In the technology business, “pilot project” is often a euphemism for “consolation prize” - although in this case it might just be a realistic alternative for the near term. Condo developments are sprouting like dandelions in downtown St. Louis right now (see the Urban St. Louis site for some examples ), so a municipal Wi-Fi network there might actually be profitable.

There's no need to go into the gory details behind the failure of the original plan as they're available on line, although it is rather surprising that it took so long for somebody to notice that there's no power running to city street lights in the daytime - thereby killing the plan to mount Wi-Fi antennas on them. Anyone who has spent any time in the city after dark has surely noticed that lights go on or off in blocks rather than individually.

St.

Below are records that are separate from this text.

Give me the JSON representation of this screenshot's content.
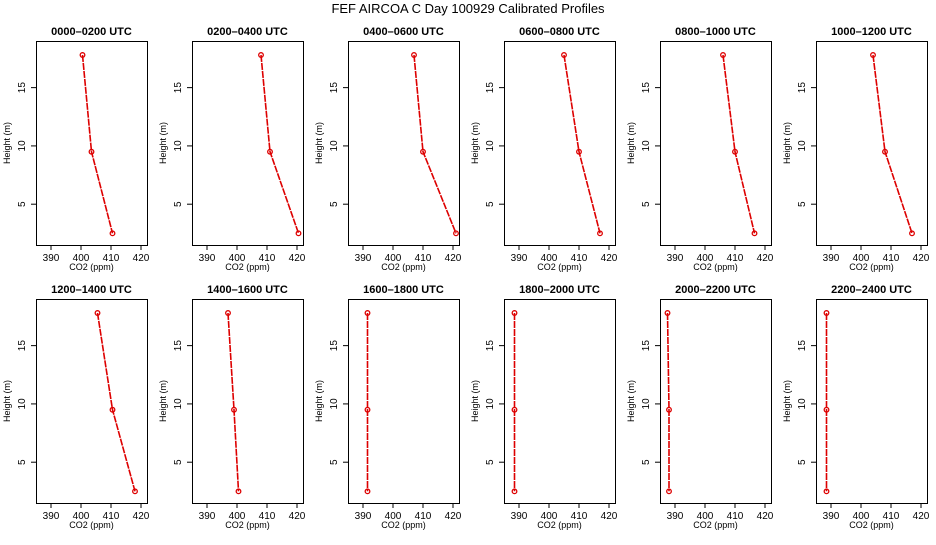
{
  "figure_title": "FEF AIRCOA C  Day 100929  Calibrated Profiles",
  "chart_data": [
    {
      "type": "line",
      "title": "0000–0200 UTC",
      "xlabel": "CO2 (ppm)",
      "ylabel": "Height (m)",
      "xlim": [
        385,
        422
      ],
      "ylim": [
        1.5,
        19
      ],
      "xticks": [
        "390",
        "400",
        "410",
        "420"
      ],
      "yticks": [
        "5",
        "10",
        "15"
      ],
      "x": [
        400.5,
        403.5,
        410.5
      ],
      "y": [
        17.8,
        9.5,
        2.5
      ]
    },
    {
      "type": "line",
      "title": "0200–0400 UTC",
      "xlabel": "CO2 (ppm)",
      "ylabel": "Height (m)",
      "xlim": [
        385,
        422
      ],
      "ylim": [
        1.5,
        19
      ],
      "xticks": [
        "390",
        "400",
        "410",
        "420"
      ],
      "yticks": [
        "5",
        "10",
        "15"
      ],
      "x": [
        408.0,
        411.0,
        420.5
      ],
      "y": [
        17.8,
        9.5,
        2.5
      ]
    },
    {
      "type": "line",
      "title": "0400–0600 UTC",
      "xlabel": "CO2 (ppm)",
      "ylabel": "Height (m)",
      "xlim": [
        385,
        422
      ],
      "ylim": [
        1.5,
        19
      ],
      "xticks": [
        "390",
        "400",
        "410",
        "420"
      ],
      "yticks": [
        "5",
        "10",
        "15"
      ],
      "x": [
        407.0,
        410.0,
        421.0
      ],
      "y": [
        17.8,
        9.5,
        2.5
      ]
    },
    {
      "type": "line",
      "title": "0600–0800 UTC",
      "xlabel": "CO2 (ppm)",
      "ylabel": "Height (m)",
      "xlim": [
        385,
        422
      ],
      "ylim": [
        1.5,
        19
      ],
      "xticks": [
        "390",
        "400",
        "410",
        "420"
      ],
      "yticks": [
        "5",
        "10",
        "15"
      ],
      "x": [
        405.0,
        410.0,
        417.0
      ],
      "y": [
        17.8,
        9.5,
        2.5
      ]
    },
    {
      "type": "line",
      "title": "0800–1000 UTC",
      "xlabel": "CO2 (ppm)",
      "ylabel": "Height (m)",
      "xlim": [
        385,
        422
      ],
      "ylim": [
        1.5,
        19
      ],
      "xticks": [
        "390",
        "400",
        "410",
        "420"
      ],
      "yticks": [
        "5",
        "10",
        "15"
      ],
      "x": [
        406.0,
        410.0,
        416.5
      ],
      "y": [
        17.8,
        9.5,
        2.5
      ]
    },
    {
      "type": "line",
      "title": "1000–1200 UTC",
      "xlabel": "CO2 (ppm)",
      "ylabel": "Height (m)",
      "xlim": [
        385,
        422
      ],
      "ylim": [
        1.5,
        19
      ],
      "xticks": [
        "390",
        "400",
        "410",
        "420"
      ],
      "yticks": [
        "5",
        "10",
        "15"
      ],
      "x": [
        404.0,
        408.0,
        417.0
      ],
      "y": [
        17.8,
        9.5,
        2.5
      ]
    },
    {
      "type": "line",
      "title": "1200–1400 UTC",
      "xlabel": "CO2 (ppm)",
      "ylabel": "Height (m)",
      "xlim": [
        385,
        422
      ],
      "ylim": [
        1.5,
        19
      ],
      "xticks": [
        "390",
        "400",
        "410",
        "420"
      ],
      "yticks": [
        "5",
        "10",
        "15"
      ],
      "x": [
        405.5,
        410.5,
        418.0
      ],
      "y": [
        17.8,
        9.5,
        2.5
      ]
    },
    {
      "type": "line",
      "title": "1400–1600 UTC",
      "xlabel": "CO2 (ppm)",
      "ylabel": "Height (m)",
      "xlim": [
        385,
        422
      ],
      "ylim": [
        1.5,
        19
      ],
      "xticks": [
        "390",
        "400",
        "410",
        "420"
      ],
      "yticks": [
        "5",
        "10",
        "15"
      ],
      "x": [
        397.0,
        399.0,
        400.5
      ],
      "y": [
        17.8,
        9.5,
        2.5
      ]
    },
    {
      "type": "line",
      "title": "1600–1800 UTC",
      "xlabel": "CO2 (ppm)",
      "ylabel": "Height (m)",
      "xlim": [
        385,
        422
      ],
      "ylim": [
        1.5,
        19
      ],
      "xticks": [
        "390",
        "400",
        "410",
        "420"
      ],
      "yticks": [
        "5",
        "10",
        "15"
      ],
      "x": [
        391.5,
        391.5,
        391.5
      ],
      "y": [
        17.8,
        9.5,
        2.5
      ]
    },
    {
      "type": "line",
      "title": "1800–2000 UTC",
      "xlabel": "CO2 (ppm)",
      "ylabel": "Height (m)",
      "xlim": [
        385,
        422
      ],
      "ylim": [
        1.5,
        19
      ],
      "xticks": [
        "390",
        "400",
        "410",
        "420"
      ],
      "yticks": [
        "5",
        "10",
        "15"
      ],
      "x": [
        388.5,
        388.5,
        388.5
      ],
      "y": [
        17.8,
        9.5,
        2.5
      ]
    },
    {
      "type": "line",
      "title": "2000–2200 UTC",
      "xlabel": "CO2 (ppm)",
      "ylabel": "Height (m)",
      "xlim": [
        385,
        422
      ],
      "ylim": [
        1.5,
        19
      ],
      "xticks": [
        "390",
        "400",
        "410",
        "420"
      ],
      "yticks": [
        "5",
        "10",
        "15"
      ],
      "x": [
        387.5,
        388.0,
        388.0
      ],
      "y": [
        17.8,
        9.5,
        2.5
      ]
    },
    {
      "type": "line",
      "title": "2200–2400 UTC",
      "xlabel": "CO2 (ppm)",
      "ylabel": "Height (m)",
      "xlim": [
        385,
        422
      ],
      "ylim": [
        1.5,
        19
      ],
      "xticks": [
        "390",
        "400",
        "410",
        "420"
      ],
      "yticks": [
        "5",
        "10",
        "15"
      ],
      "x": [
        388.5,
        388.5,
        388.5
      ],
      "y": [
        17.8,
        9.5,
        2.5
      ]
    }
  ],
  "colors": {
    "line": "#dd0000",
    "marker": "#dd0000",
    "axis": "#000000"
  }
}
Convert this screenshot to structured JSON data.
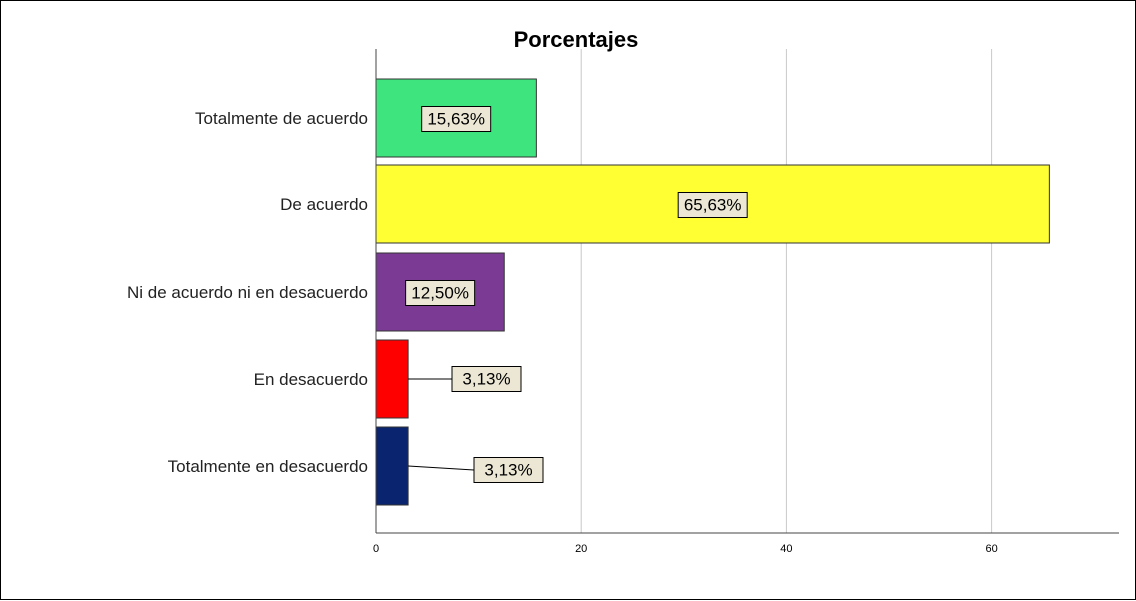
{
  "chart_data": {
    "type": "bar",
    "orientation": "horizontal",
    "title": "Porcentajes",
    "xlabel": "",
    "ylabel": "",
    "categories": [
      "Totalmente de acuerdo",
      "De acuerdo",
      "Ni de acuerdo ni en desacuerdo",
      "En desacuerdo",
      "Totalmente en desacuerdo"
    ],
    "values": [
      15.63,
      65.63,
      12.5,
      3.13,
      3.13
    ],
    "data_labels": [
      "15,63%",
      "65,63%",
      "12,50%",
      "3,13%",
      "3,13%"
    ],
    "colors": [
      "#3ee57e",
      "#ffff33",
      "#7b3b95",
      "#ff0000",
      "#0b2470"
    ],
    "xlim": [
      0,
      73
    ],
    "xticks": [
      0,
      20,
      40,
      60
    ],
    "xtick_labels": [
      "0",
      "20",
      "40",
      "60"
    ],
    "grid": true,
    "legend": "none"
  }
}
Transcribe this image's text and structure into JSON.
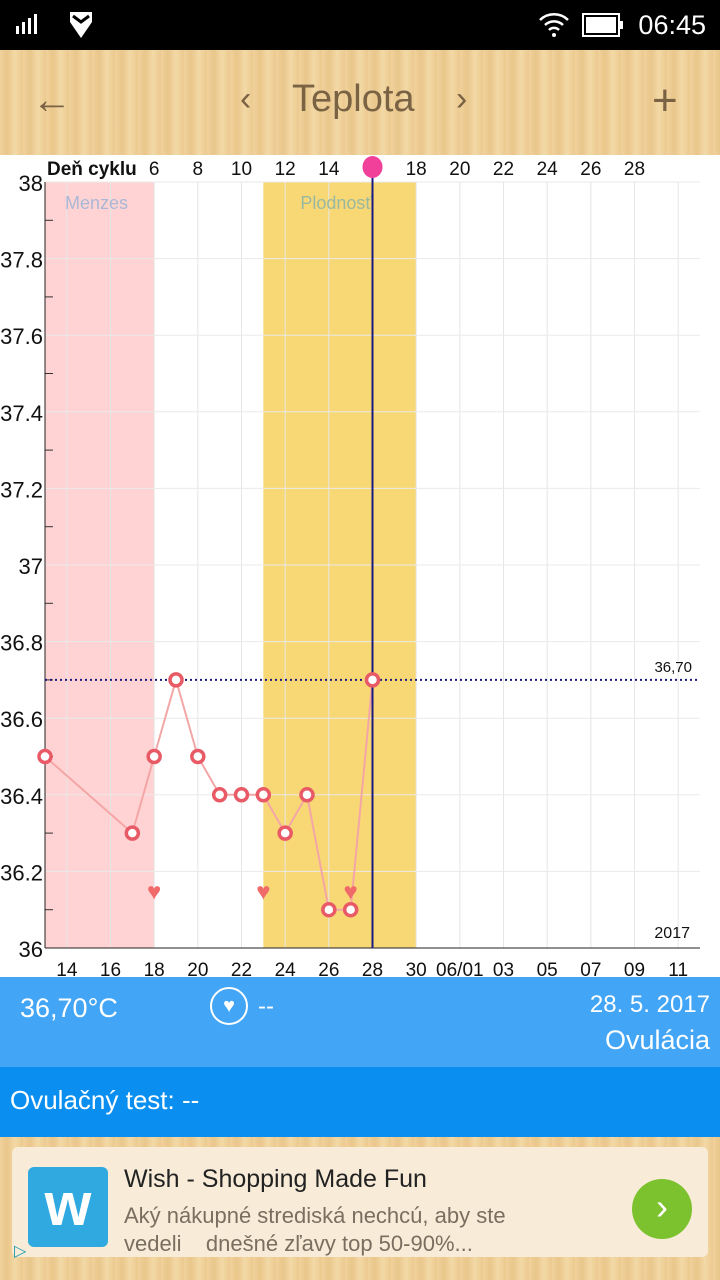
{
  "status": {
    "time": "06:45"
  },
  "header": {
    "title": "Teplota",
    "back_icon": "arrow-left-icon",
    "prev_icon": "chevron-left-icon",
    "next_icon": "chevron-right-icon",
    "add_icon": "plus-icon"
  },
  "chart_data": {
    "type": "line",
    "top_axis_label": "Deň cyklu",
    "ylim": [
      36,
      38
    ],
    "y_ticks": [
      "36",
      "36.2",
      "36.4",
      "36.6",
      "36.8",
      "37",
      "37.2",
      "37.4",
      "37.6",
      "37.8",
      "38"
    ],
    "x_ticks": [
      {
        "day": 14,
        "label": "14"
      },
      {
        "day": 16,
        "label": "16"
      },
      {
        "day": 18,
        "label": "18"
      },
      {
        "day": 20,
        "label": "20"
      },
      {
        "day": 22,
        "label": "22"
      },
      {
        "day": 24,
        "label": "24"
      },
      {
        "day": 26,
        "label": "26"
      },
      {
        "day": 28,
        "label": "28"
      },
      {
        "day": 30,
        "label": "30"
      },
      {
        "day": 32,
        "label": "06/01"
      },
      {
        "day": 34,
        "label": "03"
      },
      {
        "day": 36,
        "label": "05"
      },
      {
        "day": 38,
        "label": "07"
      },
      {
        "day": 40,
        "label": "09"
      },
      {
        "day": 42,
        "label": "11"
      }
    ],
    "cycle_ticks": [
      {
        "day": 18,
        "label": "6"
      },
      {
        "day": 20,
        "label": "8"
      },
      {
        "day": 22,
        "label": "10"
      },
      {
        "day": 24,
        "label": "12"
      },
      {
        "day": 26,
        "label": "14"
      },
      {
        "day": 30,
        "label": "18"
      },
      {
        "day": 32,
        "label": "20"
      },
      {
        "day": 34,
        "label": "22"
      },
      {
        "day": 36,
        "label": "24"
      },
      {
        "day": 38,
        "label": "26"
      },
      {
        "day": 40,
        "label": "28"
      }
    ],
    "x_range": [
      13,
      43
    ],
    "series": [
      {
        "name": "Teplota",
        "x": [
          13,
          17,
          18,
          19,
          20,
          21,
          22,
          23,
          24,
          25,
          26,
          27,
          28
        ],
        "values": [
          36.5,
          36.3,
          36.5,
          36.7,
          36.5,
          36.4,
          36.4,
          36.4,
          36.3,
          36.4,
          36.1,
          36.1,
          36.7
        ]
      }
    ],
    "hearts": [
      18,
      23,
      27
    ],
    "menses": {
      "label": "Menzes",
      "from": 13,
      "to": 18
    },
    "fertile": {
      "label": "Plodnosť",
      "from": 23,
      "to": 30
    },
    "selected_day": 28,
    "reference_line": {
      "value": 36.7,
      "label": "36,70"
    },
    "year_label": "2017",
    "colors": {
      "menses": "#ffd3d3",
      "fertile": "#f8d875",
      "line": "#f4a6a6",
      "point": "#e85a66",
      "selected": "#1a1a80"
    }
  },
  "info": {
    "temperature": "36,70°C",
    "intercourse": "--",
    "date": "28. 5. 2017",
    "phase": "Ovulácia",
    "ovulation_test": "Ovulačný test: --"
  },
  "ad": {
    "title": "Wish - Shopping Made Fun",
    "text1": "Aký nákupné strediská nechcú, aby ste",
    "text2": "vedeli    dnešné zľavy top 50-90%..."
  }
}
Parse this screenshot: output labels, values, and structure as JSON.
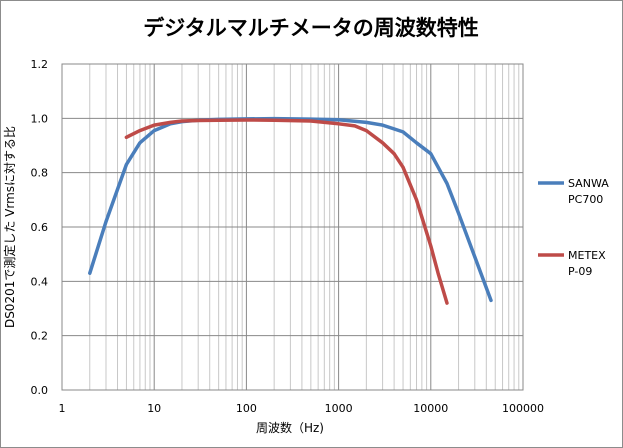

Louisans need not feel stigmatized by the evaporation of this particular techno-mirage, though. As The Economist magazine noted in an August 30th article, “many municipal Wi-Fi projects have since been hit by mounting costs, poor coverage and weak demand”. Chicago has killed its muni Wi-Fi project, as has Springfield (IL) and even San Francisco. Meanwhile, existing networks, from Tempe (AZ) to Taipei, have failed to fully live up to expectations.

Some of the problems are technological. The outdoor transmitters don't generally have the power to penetrate walls effectively, or examples, so indoor coverage is spotty. But the main barriers to the spread of municipal Wi-Fi networks appear to be economic.

Building the basic infrastructure that would provide seamless, wireless Internet access is expensive. A 2005 Jupiter Research paper estimated that price at $150,000 per square mile. An October 27th, 2007, article in the St. Louis Post-Dispatch estimated the cost at closer to $200,000. Even in a relatively small geographic area like the city of St. Louis (62 square miles), that's a lot of money invested up front with no real guarantee of a profitable return.

One solution, as municipal WiFi advocate Esme Vos suggests in a recent interview, might be for cities to provide the basic network access infrastructure - the wireless transmitters and related back-end hardware and software - in much the same way they now provide physical infrastructure such as roads and sewer systems. They could open up these networks to the Internet service providers, who would sell the actual Internet access to subscribers just as they do now over existing telephone lines. Cities could pay for the network investment via a combination of taxes and payments from the Internet carriers.

This might also have the advantage of making the hurdles lower for ISPs who might want to sell to the folks connecting to the municipal network. As Vos points out, this is what has happened in “Nordic countries” where this “socalist” approach has actually resulted in more consumer choice than here in the USA, where our options are usually limited to either the cable monopoly or the telecom monopoly.

That's because free-for-all capitalism tends to devolve into a small group of non-competing monopolies. But that, I suppose, is another blog post.